# How to achieve a weighted simplex (simplex generalization)?

The problem is simple.

I want to have a parameter x with the constraint that

x * w' = 1 for some fixed, constant and strictly positive vector w, i.e. for each i w[i] > 0.

The existing Stan’s simplex would be a special case with w[i] = 1.

How to achieve such thing in Stan?

(I’ve asked the same question on Stack Overflow, which supports Mathjax. I will keep both places in sync).

Could you please clarify: is x a vector as well? Is the sum of data vector w in some way naturally constrained (eg to 1 because they are normalised weights)?

Most likely you will have to work with a simplex vector and use that as a power to a function of w and some auxiliary variable x_aux. Happy to help and think more about this, but please clarify first.

Wait, maybe it’s just this easy:

Define an auxiliary simplex vector x_aux that you sample however you like. And then just set x_i = x_{aux,i} / w_i. Would that serve your needs?

1 Like

is x a vector as well?

Yes; x is a weighted simplex I am looking for.

Is the sum of data vector w in some way naturally constrained?

No. The only constraint on w in my problem is that each element is positive.

Does @LucC’s second post not give you what you want for some reason?

I suspect it is not good enough, but I have to think about it. I will return to the problem first thing tomorrow and give you a definite answer.

And thank you, LucC for the help.

It is 1 AM here, and at this time my brain cease working. I will definitely return to the problem in about 10 hours. :-)

Any developments? Does x_i = \frac{x_{aux,i}}{w_i} work for you?

Thank you LucC for your attention, you are very kind.

After another working session I’ve discovered an error in my judgment - I actually don’t need a simplex, just a centered vector that is uniformly (or beta) distributed with each element on a limited differently from both ends by two fixed vectors. And that is a very tricky thing to model, even if there was an option for uniformly distributed centered vectors (but most likely they aren’t, at least not here: 1.7 Parameterizing Centered Vectors | Stan User’s Guide ).

I am starting to think, that MC sampling in this situation would be possible only using Metropolis-Hastings algorithm, not Stan. I believe I would be able to write a manual acceptance rules.

BTW, the root mathematical problem I want to solve is a nonparametric model for two densities with a constraint that when they are mixed using a constant factor, those two densities will yield a fixed, externally input density.
Another factor is that I want to assume apriori shape of those two distributions and model a perturbations over that shape rather than model those two distributions from scratch.

That model will be used in the context of a binary classification problem: I am given an ML model trained on a labelled training set, which outputs a one-dimensional feature that eventually will be used for classification with some threshold.

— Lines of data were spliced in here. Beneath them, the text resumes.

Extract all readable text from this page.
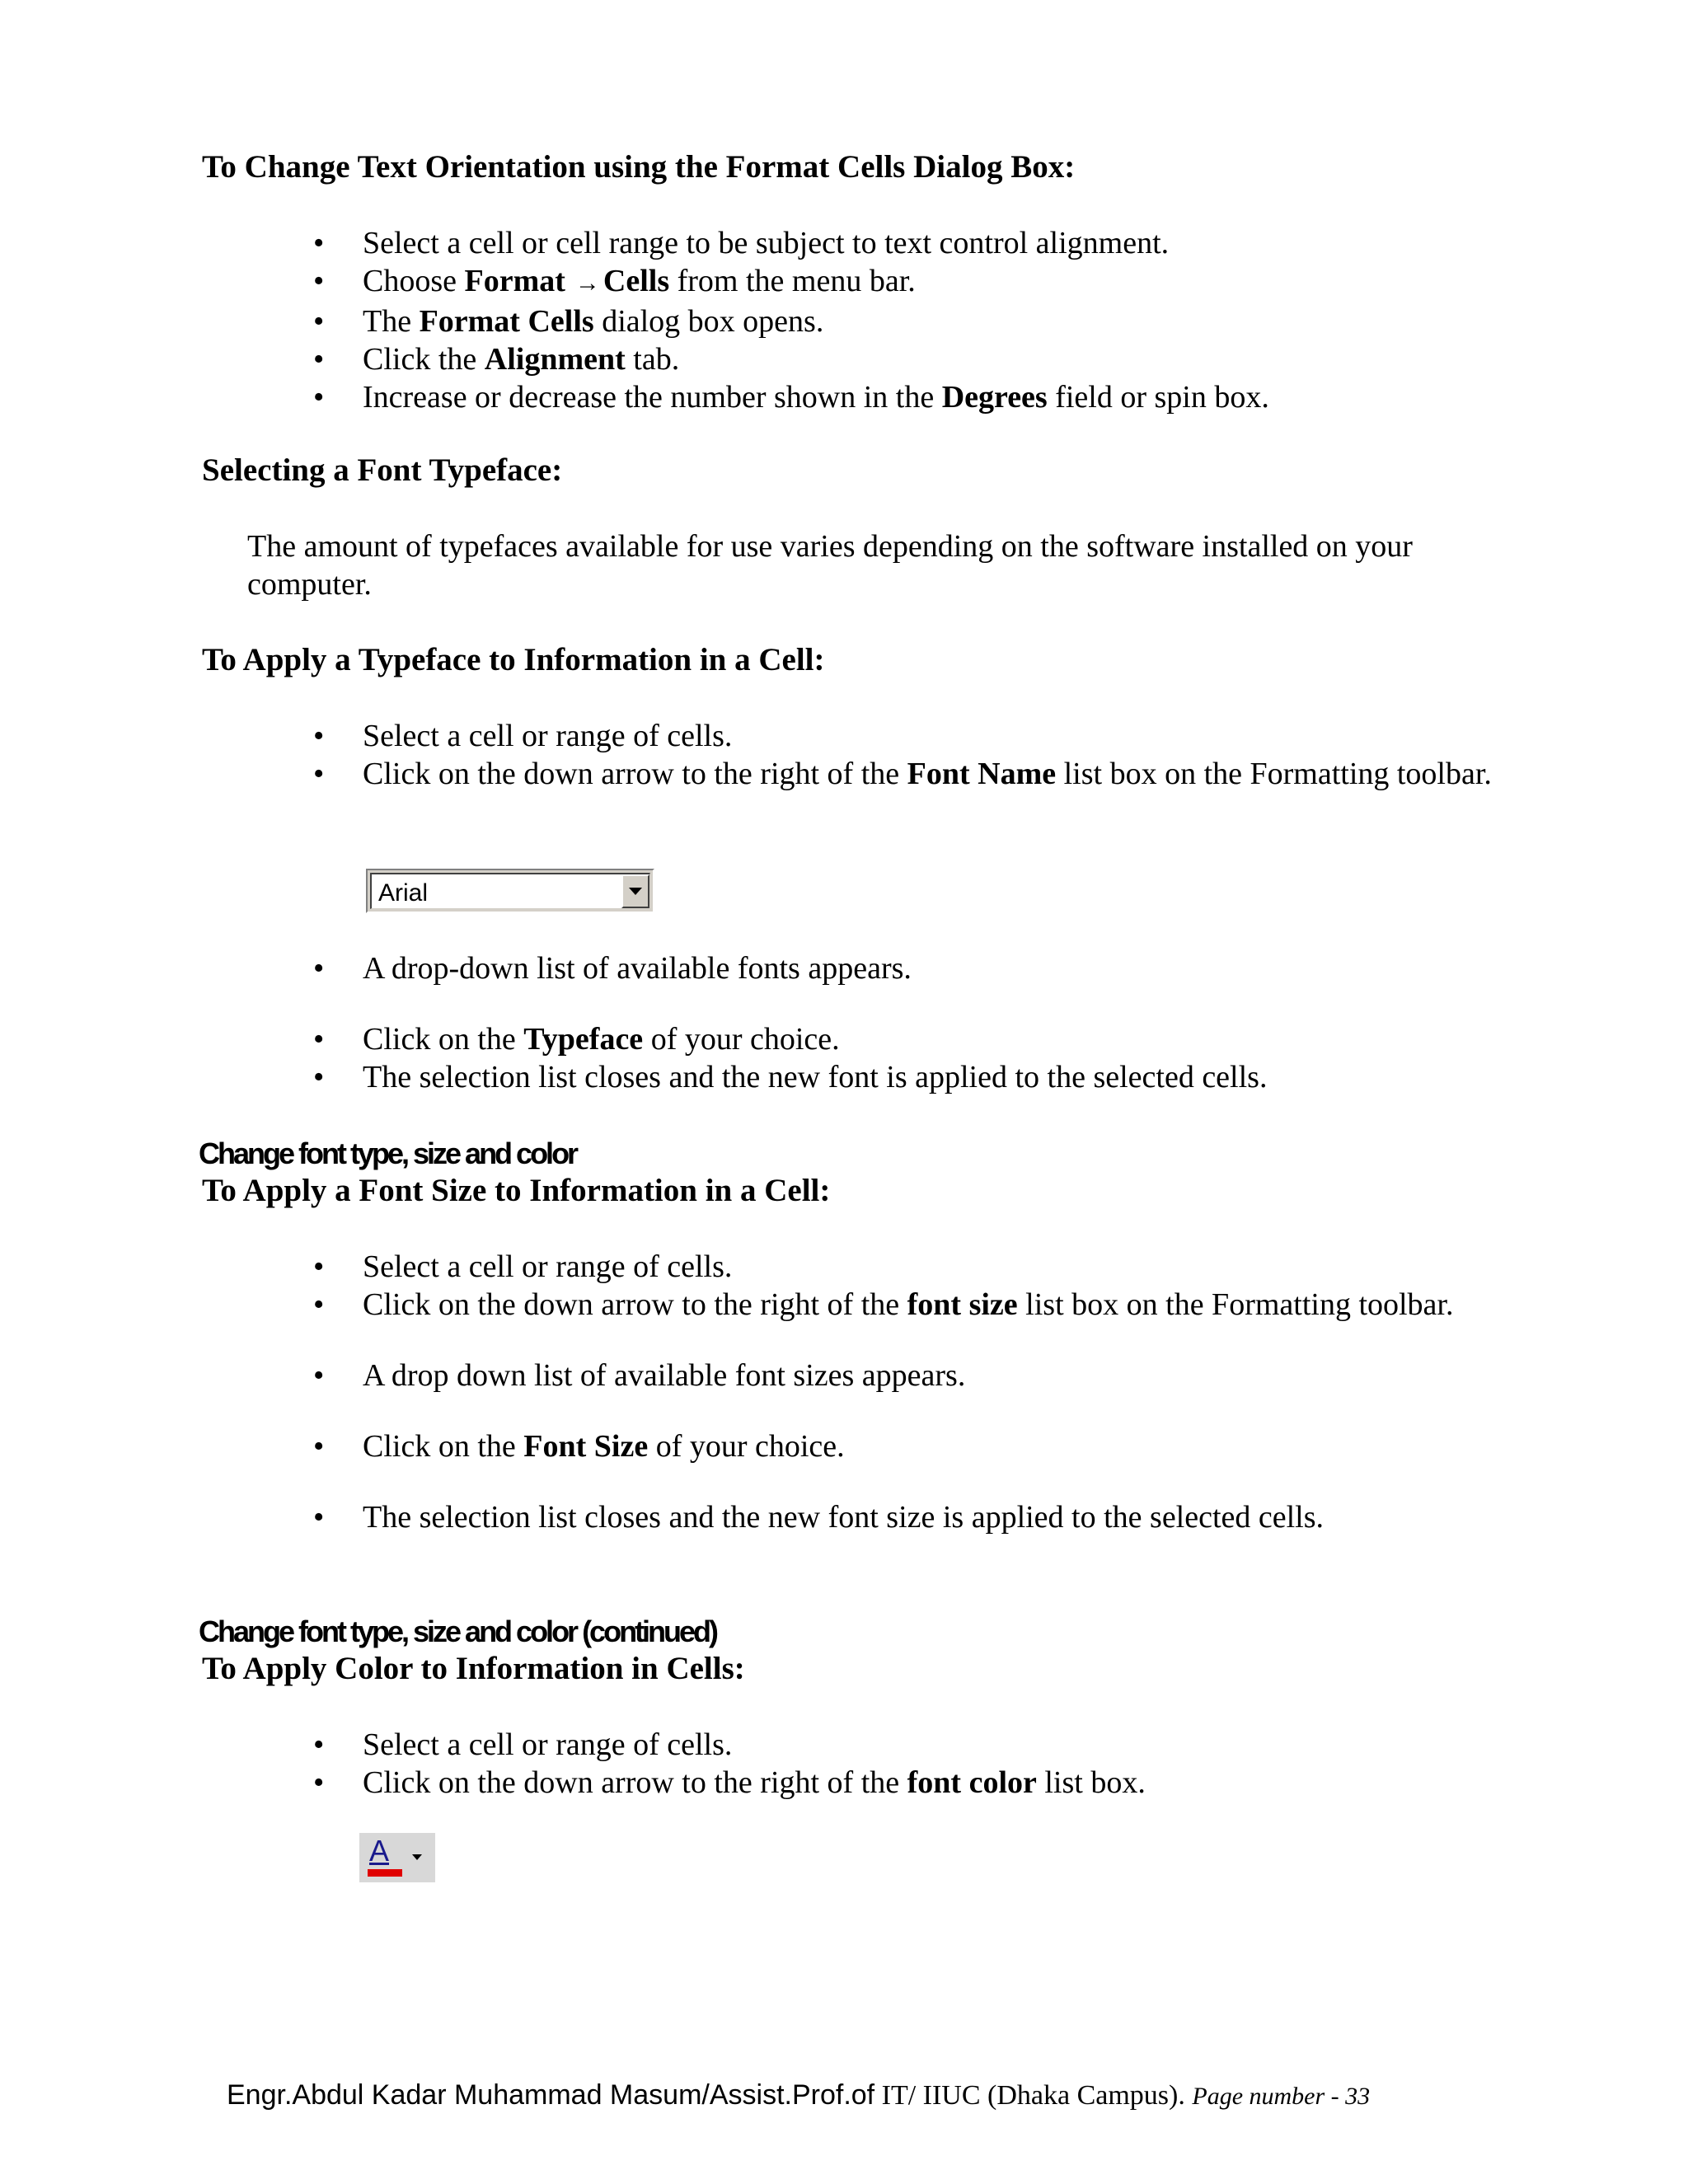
To Change Text Orientation using the Format Cells Dialog Box:
• Select a cell or cell range to be subject to text control alignment.
• Choose Format → Cells from the menu bar.
• The Format Cells dialog box opens.
• Click the Alignment tab.
• Increase or decrease the number shown in the Degrees field or spin box.
Selecting a Font Typeface:
The amount of typefaces available for use varies depending on the software installed on your computer.
To Apply a Typeface to Information in a Cell:
• Select a cell or range of cells.
• Click on the down arrow to the right of the Font Name list box on the Formatting toolbar.
Arial
• A drop-down list of available fonts appears.
• Click on the Typeface of your choice.
• The selection list closes and the new font is applied to the selected cells.
Change font type, size and color
To Apply a Font Size to Information in a Cell:
• Select a cell or range of cells.
• Click on the down arrow to the right of the font size list box on the Formatting toolbar.
• A drop down list of available font sizes appears.
• Click on the Font Size of your choice.
• The selection list closes and the new font size is applied to the selected cells.
Change font type, size and color (continued)
To Apply Color to Information in Cells:
• Select a cell or range of cells.
• Click on the down arrow to the right of the font color list box.
A
Engr.Abdul Kadar Muhammad Masum/Assist.Prof.of IT/ IIUC (Dhaka Campus). Page number - 33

The training set is not a random sample of the production set, because for various reasons it is way cheaper for us to generate the training set by other means. We try hard to make the training set as similar to the production, as possible, but eventually we have to assume that those two sets significantly differ, in both the balance and the shape of the feature’s distribution for individual ground truths.

My task is to reconstruct the shape of the feature distributions in the non-labeled production set, one for each ground truth label. The model I write will ultimately constraint both densities, in such a way, that their mixture will match the known marginal (production) distribution shape. It will also use the shapes of the distributions in the training set as apriori knowledge. The shape will be fitted with the (relatively small) manually labeled random sample from the production set, and hopefully I would be able to extract the knowledge of density shapes of individual groups in the production.

It’s impossible to get a centered vector with a multivariate independent uniform (or beta) prior (the sum-to-zero constraint violates independence), but to get one with uniform margins you can apply the solution for standard normal margins in the Stan Users Guide that you linked above, and then transform each element by the f(g(x)) where g is the standard normal CDF and f is the inverse CDF of the distribution that you want to have for the margin.

Again, this prior will involve a somewhat complicated and non-obvious dependency structure between the elements, and you’ll want to be very careful that you aren’t accidentally putting negligible prior density over a priori reasonable configurations.